The Dharma Bums is fundamentally a spiritual adventure novel.
It is a “novel”, but I always like to note that Kerouac is in fact writing about real events that happened in his real life. He just happens to change the name of characters and cities, which is something I assume he did in order to protect people’s privacy.
Which I totally get—I personally feel hesitant to refer to specific people in my life when publishing writing. On the one hand, I know we’re all gonna be dead soon, but on the other hand, I would like to respect people’s privacy while we’re here.
But I digress. I really loved The Dharma Bums, and it was an impactful book on my own spiritual journey as well.
The book is more or less an account of Kerouac’s rather insane truth-seeking adventures. It’s nothing like what you’d probably imagine when you think of someone on a Buddhist or meditation path.
I don’t know about you, but at the time of reading this book, I imagined that being on a Buddhist or meditation path meant giving up all the joys of the world and becoming a monk in robes. I thought it meant living a boring life.
This book, for me, served the purpose of blowing that misconception out of the water. While monk robes and renunciation is one way to do it, it’s certainly not the only way, as evidenced by Kerouac in this novel.
His style is more like wild and crazy, partying, truth-seeking, deep thinking, meditating, traveler.

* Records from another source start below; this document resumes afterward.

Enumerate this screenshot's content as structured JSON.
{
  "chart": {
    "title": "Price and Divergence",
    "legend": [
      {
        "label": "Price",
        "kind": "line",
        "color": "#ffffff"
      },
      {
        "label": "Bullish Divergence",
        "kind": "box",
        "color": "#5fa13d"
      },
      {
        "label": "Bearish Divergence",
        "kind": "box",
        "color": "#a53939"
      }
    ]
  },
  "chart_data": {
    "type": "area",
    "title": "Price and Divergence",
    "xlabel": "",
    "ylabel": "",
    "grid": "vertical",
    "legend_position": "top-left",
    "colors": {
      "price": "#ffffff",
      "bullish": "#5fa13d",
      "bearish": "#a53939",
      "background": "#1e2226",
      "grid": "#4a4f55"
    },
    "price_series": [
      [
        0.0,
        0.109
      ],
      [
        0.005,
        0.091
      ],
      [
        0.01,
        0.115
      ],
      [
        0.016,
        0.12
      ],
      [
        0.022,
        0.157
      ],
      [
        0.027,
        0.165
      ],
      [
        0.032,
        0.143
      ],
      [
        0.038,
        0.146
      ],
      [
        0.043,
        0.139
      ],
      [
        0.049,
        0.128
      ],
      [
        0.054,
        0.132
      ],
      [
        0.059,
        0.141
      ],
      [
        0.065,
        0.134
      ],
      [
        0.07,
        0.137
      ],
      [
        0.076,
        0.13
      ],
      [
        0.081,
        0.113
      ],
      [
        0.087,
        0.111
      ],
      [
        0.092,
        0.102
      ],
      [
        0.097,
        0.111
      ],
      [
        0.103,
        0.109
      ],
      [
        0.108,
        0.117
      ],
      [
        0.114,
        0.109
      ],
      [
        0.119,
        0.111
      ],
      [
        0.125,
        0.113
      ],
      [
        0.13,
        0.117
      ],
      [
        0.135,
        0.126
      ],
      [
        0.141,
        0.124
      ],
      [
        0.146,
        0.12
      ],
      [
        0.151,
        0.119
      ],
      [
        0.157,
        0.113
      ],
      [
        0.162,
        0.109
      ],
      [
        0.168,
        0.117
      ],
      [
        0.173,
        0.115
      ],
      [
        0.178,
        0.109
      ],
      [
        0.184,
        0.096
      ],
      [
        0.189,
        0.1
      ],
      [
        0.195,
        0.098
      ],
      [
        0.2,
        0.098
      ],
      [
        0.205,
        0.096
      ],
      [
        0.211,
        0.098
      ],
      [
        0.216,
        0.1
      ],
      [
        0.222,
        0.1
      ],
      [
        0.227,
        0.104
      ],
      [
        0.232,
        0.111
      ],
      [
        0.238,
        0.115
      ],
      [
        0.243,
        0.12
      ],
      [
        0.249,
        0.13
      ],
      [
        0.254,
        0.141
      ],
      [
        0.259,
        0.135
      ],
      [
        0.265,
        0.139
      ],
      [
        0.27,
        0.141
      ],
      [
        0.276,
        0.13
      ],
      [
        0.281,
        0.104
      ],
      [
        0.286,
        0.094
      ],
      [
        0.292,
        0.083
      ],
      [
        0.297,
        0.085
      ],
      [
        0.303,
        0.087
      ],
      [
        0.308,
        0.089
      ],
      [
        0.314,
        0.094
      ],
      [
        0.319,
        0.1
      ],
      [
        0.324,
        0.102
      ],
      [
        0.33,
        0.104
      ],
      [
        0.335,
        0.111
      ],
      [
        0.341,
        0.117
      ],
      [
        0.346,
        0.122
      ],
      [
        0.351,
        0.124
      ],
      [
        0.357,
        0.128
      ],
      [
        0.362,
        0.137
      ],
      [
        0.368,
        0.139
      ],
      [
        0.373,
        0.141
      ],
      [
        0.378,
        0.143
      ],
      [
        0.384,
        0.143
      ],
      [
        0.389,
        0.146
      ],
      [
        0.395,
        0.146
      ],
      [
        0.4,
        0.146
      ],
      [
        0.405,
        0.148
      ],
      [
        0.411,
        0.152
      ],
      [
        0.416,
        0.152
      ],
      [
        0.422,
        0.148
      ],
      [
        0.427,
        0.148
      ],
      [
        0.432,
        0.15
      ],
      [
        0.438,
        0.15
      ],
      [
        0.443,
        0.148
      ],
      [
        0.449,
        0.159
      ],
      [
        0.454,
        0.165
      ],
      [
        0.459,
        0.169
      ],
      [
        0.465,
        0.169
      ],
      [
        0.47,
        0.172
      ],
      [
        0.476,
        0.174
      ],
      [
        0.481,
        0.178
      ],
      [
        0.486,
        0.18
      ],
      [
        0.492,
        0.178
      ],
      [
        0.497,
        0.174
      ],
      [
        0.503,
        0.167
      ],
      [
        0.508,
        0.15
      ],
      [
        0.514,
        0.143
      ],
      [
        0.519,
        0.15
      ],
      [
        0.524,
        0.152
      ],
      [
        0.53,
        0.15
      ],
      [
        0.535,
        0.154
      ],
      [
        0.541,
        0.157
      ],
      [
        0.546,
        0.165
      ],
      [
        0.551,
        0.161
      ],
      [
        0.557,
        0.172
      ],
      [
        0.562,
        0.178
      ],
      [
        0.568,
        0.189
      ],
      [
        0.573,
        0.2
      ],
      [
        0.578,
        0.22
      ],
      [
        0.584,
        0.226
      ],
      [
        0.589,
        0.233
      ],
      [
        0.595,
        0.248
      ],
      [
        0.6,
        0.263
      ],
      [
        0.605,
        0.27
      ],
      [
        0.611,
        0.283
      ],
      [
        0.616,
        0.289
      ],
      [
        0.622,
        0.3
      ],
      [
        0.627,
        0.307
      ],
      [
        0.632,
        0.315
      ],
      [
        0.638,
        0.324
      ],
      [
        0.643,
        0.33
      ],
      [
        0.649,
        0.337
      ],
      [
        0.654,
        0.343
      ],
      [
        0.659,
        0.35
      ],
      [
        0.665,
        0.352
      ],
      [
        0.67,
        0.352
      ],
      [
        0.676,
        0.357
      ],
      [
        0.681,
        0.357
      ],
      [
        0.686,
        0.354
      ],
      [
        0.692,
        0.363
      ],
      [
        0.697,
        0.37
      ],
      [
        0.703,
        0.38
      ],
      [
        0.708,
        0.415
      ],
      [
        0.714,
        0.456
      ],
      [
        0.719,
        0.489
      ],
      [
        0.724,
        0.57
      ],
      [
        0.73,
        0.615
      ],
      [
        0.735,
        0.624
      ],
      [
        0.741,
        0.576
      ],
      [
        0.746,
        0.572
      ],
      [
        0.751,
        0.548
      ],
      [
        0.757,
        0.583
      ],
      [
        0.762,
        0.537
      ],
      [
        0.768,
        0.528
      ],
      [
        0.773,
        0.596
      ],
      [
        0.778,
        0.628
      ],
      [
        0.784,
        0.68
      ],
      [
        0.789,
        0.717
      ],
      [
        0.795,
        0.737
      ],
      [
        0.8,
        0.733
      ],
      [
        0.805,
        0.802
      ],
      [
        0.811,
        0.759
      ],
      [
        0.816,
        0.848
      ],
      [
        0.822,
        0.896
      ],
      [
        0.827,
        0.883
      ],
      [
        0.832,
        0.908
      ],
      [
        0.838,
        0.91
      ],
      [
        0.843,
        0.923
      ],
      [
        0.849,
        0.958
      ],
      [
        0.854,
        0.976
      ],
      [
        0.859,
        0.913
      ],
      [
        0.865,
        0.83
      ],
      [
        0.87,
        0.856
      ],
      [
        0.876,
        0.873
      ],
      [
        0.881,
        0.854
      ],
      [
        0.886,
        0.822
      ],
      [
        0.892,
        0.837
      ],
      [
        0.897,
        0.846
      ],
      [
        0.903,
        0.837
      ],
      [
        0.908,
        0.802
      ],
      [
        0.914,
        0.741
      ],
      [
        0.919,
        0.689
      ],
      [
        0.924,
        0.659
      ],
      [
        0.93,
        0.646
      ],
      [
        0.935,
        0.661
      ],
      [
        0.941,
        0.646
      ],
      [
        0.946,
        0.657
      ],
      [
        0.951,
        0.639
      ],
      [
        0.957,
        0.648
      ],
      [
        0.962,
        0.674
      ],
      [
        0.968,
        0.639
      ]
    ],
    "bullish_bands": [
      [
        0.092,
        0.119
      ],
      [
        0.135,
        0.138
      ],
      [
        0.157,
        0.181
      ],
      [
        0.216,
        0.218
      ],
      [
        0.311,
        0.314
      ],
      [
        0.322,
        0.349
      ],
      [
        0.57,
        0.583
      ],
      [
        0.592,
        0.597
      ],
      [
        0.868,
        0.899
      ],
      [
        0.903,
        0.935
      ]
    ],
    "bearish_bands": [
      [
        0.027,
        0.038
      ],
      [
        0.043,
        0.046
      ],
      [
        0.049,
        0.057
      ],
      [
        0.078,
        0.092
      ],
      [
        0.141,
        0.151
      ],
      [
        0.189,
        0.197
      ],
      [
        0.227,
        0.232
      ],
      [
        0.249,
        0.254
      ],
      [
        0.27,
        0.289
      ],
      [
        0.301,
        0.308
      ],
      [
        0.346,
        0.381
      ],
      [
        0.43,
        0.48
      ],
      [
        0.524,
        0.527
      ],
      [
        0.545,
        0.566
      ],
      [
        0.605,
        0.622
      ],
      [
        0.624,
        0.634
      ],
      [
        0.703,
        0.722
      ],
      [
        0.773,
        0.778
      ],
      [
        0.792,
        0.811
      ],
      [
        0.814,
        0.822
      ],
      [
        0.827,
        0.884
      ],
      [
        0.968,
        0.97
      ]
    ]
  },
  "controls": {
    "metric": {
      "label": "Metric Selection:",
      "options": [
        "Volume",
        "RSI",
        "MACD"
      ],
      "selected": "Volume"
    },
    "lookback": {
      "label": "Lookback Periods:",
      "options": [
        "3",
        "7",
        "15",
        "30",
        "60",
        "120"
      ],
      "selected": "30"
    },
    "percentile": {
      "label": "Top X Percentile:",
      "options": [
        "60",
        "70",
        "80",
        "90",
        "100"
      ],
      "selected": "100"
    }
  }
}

While I’m not necessarily endorsing or recommending the lifestyle portrayed in his novels—in fact, Kerouac died at age 47 due to complications from long term alcoholism, and this is where our paths stray a bit; at the time of writing this, I’m approaching two years of sobriety—but reading about it is sure as hell a riot and a good fun time.
And if I stop and think about the unfolding of my own spiritual path, which is deeply steeped in a lifestyle of meditation and Buddhism, despite being nearly two years sober, this path has brought me on some wild and crazy (but perhaps not reckless) adventures, such as my month in Guatemala. And surely there are more adventures to come.
Anyways, at the time of reading this book, my mind was just cracking open to things like meditation and Buddhism, but I still had adversity to going deeper, because I didn’t want to give up fun.
The Dharma Bums, then, served the purpose for me of making me realize, “Ohhhh. You can be a meditator and have a wild, fun and adventurous life!”
(In fact, the more I think about it, the more I feel like going deep on a path of meditation makes it more likely to have a wild, fun and adventurous life. My meditation path was the thing that brought me to Guatemala to have that amazing month. I’ll write about that trip soon, if I haven’t already).
So those are some of my thoughts on The Dharma Bums and the role it played in my own spiritual journey!
If you’re looking for a spiritual adventure novel, I definitely recommend checking this one out. It’s also written in Kerouac’s wild stream of consciousness prose style—some of it, his descriptions of various scenes or spiritual contemplations, will leave you breathless.